It’s compensation, not subsidy, State says on fuel prices

Fuel pump

A fuel attendant holding a fuel pump at the filling station along Kimathi Street, Nairobi. 


Photo credit: File | Nation Media Group

The government has rejected the characterisation of Monday’s pump price intervention as a “subsidy”, preferring to describe it as a “compensation” to oil marketers as provided for in the Petroleum Development Levy Order of 2020.

The Energy and Petroleum Regulatory Authority (Epra) said that the Sh7.33, Sh3.59 and Sh5.74 per litre of premium, diesel and kerosene, respectively, meant to retain the pump prices as they are, will be paid from the Petroleum Development Fund (PDF) without any support from the National Treasury.

Epra Director-General Daniel Kiptoo said this intervention will consume half of the funds currently available in the PDF.

“About Sh3.5 billion is available in the Petroleum Development Fund account. Only Sh1.8 billion will be used to stabilise petrol pump prices announced on August 15, 2023,” Mr Kiptoo said.

However, Epra was unable to explain why it changed the terminology in its monthly releases from “compensation” to “subsidy” during the first pump price review under the Kenya Kwanza government on September 14, 2022.

“Taking into account the weighted average cost of imported refined petroleum products and in line with the government’s policy of phasing out subsidy on petroleum fuels, the changes in the maximum allowable pump prices of petroleum products in Nairobi are as follows: Premium, diesel and kerosene will increase by Sh20.18, Sh25 and Sh20 per litre respectively,” Epra said in the September 2022 release.

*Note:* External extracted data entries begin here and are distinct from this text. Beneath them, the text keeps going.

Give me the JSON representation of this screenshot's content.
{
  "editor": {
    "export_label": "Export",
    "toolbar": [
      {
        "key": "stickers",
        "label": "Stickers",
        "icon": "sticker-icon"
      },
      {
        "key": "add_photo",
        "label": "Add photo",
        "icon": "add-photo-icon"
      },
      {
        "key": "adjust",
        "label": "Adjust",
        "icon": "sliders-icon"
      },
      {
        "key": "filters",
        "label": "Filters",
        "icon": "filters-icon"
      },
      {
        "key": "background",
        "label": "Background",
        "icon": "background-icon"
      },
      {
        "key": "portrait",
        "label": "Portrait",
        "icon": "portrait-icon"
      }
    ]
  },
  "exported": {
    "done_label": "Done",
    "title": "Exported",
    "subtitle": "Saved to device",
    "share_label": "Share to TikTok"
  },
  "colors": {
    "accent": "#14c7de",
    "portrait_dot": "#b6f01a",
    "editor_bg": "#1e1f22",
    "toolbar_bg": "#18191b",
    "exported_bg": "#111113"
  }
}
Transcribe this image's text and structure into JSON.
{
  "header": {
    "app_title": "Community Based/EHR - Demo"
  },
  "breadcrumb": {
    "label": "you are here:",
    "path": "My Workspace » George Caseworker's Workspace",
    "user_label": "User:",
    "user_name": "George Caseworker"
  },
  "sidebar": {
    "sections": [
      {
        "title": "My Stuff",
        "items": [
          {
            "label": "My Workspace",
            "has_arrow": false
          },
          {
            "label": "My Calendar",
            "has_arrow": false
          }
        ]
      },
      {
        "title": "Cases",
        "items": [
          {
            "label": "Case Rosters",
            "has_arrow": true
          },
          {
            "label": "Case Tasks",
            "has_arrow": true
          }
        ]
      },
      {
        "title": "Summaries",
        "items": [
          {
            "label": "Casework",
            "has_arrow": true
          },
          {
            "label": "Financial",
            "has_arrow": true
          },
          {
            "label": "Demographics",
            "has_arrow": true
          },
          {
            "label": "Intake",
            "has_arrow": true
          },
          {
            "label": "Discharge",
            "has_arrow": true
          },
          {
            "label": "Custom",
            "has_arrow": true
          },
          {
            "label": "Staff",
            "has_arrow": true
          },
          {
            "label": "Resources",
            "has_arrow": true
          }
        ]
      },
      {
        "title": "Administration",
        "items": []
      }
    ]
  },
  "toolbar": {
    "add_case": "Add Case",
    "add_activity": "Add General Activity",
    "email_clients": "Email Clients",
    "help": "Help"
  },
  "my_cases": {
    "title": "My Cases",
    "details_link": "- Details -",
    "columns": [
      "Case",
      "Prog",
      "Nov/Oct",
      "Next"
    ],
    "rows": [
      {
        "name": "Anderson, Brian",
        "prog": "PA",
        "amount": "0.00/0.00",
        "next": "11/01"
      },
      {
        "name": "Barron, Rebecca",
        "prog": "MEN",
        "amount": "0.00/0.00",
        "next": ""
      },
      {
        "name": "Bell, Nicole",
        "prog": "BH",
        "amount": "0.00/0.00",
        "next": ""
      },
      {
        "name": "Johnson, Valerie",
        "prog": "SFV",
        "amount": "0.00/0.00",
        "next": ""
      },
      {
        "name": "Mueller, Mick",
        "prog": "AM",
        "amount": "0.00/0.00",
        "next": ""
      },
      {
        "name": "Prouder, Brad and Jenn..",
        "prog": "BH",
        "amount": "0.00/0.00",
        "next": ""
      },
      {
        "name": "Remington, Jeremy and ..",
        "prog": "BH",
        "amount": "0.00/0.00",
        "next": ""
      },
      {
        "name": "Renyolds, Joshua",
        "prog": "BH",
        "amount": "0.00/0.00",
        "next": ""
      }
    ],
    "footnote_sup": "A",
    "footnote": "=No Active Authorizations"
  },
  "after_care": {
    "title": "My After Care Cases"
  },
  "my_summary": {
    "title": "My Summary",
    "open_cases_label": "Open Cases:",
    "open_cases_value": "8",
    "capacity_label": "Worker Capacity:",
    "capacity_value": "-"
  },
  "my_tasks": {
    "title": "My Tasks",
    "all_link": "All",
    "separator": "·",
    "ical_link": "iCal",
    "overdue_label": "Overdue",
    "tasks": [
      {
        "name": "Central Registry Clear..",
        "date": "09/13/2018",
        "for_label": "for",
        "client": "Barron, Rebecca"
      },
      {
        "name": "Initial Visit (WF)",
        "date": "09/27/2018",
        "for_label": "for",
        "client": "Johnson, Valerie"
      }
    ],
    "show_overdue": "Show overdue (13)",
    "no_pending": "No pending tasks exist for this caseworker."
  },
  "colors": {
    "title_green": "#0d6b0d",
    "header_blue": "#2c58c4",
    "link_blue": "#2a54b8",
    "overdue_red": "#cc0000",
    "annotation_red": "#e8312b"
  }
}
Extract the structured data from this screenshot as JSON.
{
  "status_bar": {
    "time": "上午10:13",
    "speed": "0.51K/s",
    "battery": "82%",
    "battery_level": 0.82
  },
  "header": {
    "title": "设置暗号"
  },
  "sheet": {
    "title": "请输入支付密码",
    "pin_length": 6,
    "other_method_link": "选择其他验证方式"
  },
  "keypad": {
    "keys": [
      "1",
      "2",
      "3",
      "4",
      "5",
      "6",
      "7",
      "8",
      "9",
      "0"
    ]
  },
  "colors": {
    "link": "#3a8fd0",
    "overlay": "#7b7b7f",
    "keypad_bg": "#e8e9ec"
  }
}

Just a month earlier, in its August 14, 2022 price review, Epra described the same intervention as “compensation” rather than “subsidy”.

“The applicable pump prices for this cycle have been maintained as those applicable in the immediately preceding cycle. The government will use the Petroleum Development Levy to cushion consumers from otherwise high prices, with the differences being compensated by the Petroleum Development Fund,” it said.

Mr Kiptoo was unable to explain how this change in terminology came about.

“The provision outlined in the Petroleum Development Order of 2020 relates to the stabilisation of pump prices of petroleum products. This provision was implemented in the release that took place yesterday,” Mr Kiptoo said in his response to the Nation.

The Nation also wanted to know why, if the PDF was adequately funded to support market intervention in the August price review, the government was forced to securitise arrears to oil marketing companies to the tune of Sh43 billion through the issuance of a triple bond just two months earlier. According to Epra, the move was necessitated by the fact that arrears from the Jubilee administration’s subsidy regime far exceeded the capacity of the fund.

“The previous stabilisation needs were far beyond the level of funds that required support from the Treasury,” said Mr Kiptoo.

Further, the Nation sought to know whether there was a sound rationale for levying Sh5.40 per litre as petroleum development levy on premium grade petrol, only to give Sh7.33 in return as compensation to oil marketers through the latest intervention. The same is true for kerosene where the government collects Sh0.40 per litre, only to extend Sh5.74 as compensation.

Epra said the extra for both premium and kerosene compensation is adequately funded through the PDF.

“PDF is collected monthly and therefore the excess will be met based on the previous months’ collections,” Mr Kiptoo said.